As I’ve worked my way through the various oddities of Windows 10, I’ve found that most applications work great. For the most part, anything that worked on Windows 7 works on Windows 10. Visual Basic 6 (VB6) has been one of the few exceptions, so far.
Why install Visual Basic 6? It’s a long-dead program, after all. Well, like many companies out there, mine has a few proprietary programs that were written, long ago, in VB6. The apps work great, so it just hasn’t made sense to spend the time and/or money it would take to upgrade them to VB.Net. Yet, we still need to be able to make minor changes to the programs now and then.
We could keep an old XP machine around just for VB6, or set up a virtual instance of XP, or go for either of those options with Windows 7 (VB6 installed on Win7, though not perfectly).
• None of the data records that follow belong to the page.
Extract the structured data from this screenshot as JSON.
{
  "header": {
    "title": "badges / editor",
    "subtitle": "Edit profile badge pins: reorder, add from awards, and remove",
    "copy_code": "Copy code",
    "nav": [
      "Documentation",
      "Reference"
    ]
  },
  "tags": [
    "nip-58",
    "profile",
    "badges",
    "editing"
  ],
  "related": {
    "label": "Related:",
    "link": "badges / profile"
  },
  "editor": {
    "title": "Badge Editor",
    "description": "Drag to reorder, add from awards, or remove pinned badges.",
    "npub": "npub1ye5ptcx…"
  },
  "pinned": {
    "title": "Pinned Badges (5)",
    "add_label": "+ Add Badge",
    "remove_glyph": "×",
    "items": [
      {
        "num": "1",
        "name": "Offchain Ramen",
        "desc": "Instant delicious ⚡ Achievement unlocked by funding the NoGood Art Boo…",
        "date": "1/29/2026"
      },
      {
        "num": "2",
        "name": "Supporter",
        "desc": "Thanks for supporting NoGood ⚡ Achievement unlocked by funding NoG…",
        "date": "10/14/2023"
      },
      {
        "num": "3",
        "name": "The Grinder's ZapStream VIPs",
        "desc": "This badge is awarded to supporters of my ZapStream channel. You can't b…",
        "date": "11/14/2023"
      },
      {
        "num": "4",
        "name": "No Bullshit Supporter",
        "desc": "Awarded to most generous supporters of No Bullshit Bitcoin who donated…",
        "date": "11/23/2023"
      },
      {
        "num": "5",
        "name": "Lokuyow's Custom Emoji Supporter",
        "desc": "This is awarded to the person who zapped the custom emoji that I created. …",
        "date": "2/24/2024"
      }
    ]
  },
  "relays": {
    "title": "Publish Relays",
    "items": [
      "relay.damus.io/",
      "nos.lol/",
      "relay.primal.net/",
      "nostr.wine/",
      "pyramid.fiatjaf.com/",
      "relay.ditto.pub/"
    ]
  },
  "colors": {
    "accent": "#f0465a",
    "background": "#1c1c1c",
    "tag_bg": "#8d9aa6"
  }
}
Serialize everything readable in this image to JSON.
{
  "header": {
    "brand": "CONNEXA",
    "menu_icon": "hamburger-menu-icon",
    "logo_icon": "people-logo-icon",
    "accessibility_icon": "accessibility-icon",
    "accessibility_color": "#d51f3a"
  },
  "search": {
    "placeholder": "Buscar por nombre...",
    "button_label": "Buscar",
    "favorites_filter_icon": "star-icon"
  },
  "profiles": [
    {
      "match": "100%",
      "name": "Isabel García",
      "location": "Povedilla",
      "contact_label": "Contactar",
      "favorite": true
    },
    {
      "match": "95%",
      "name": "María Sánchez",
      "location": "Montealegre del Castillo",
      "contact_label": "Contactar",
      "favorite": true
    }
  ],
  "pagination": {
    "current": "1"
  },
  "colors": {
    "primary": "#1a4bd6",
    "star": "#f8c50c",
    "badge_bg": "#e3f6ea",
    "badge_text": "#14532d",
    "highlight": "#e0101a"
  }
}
Instead of going those routes, though, I decided to look into getting VB6 properly installed on Windows 10. These notes should work for the Pro and Enterprise editions of both Visual Basic 6 and Visual Studio 6.
Note that this tutorial is really geared toward getting Visual Basic 6 up and running. I do not know whether any of the other Visual Studio applications will work after the steps below have been followed.
Also note that this process will not allow you to install the Data Access components. They just don’t work with Windows 10.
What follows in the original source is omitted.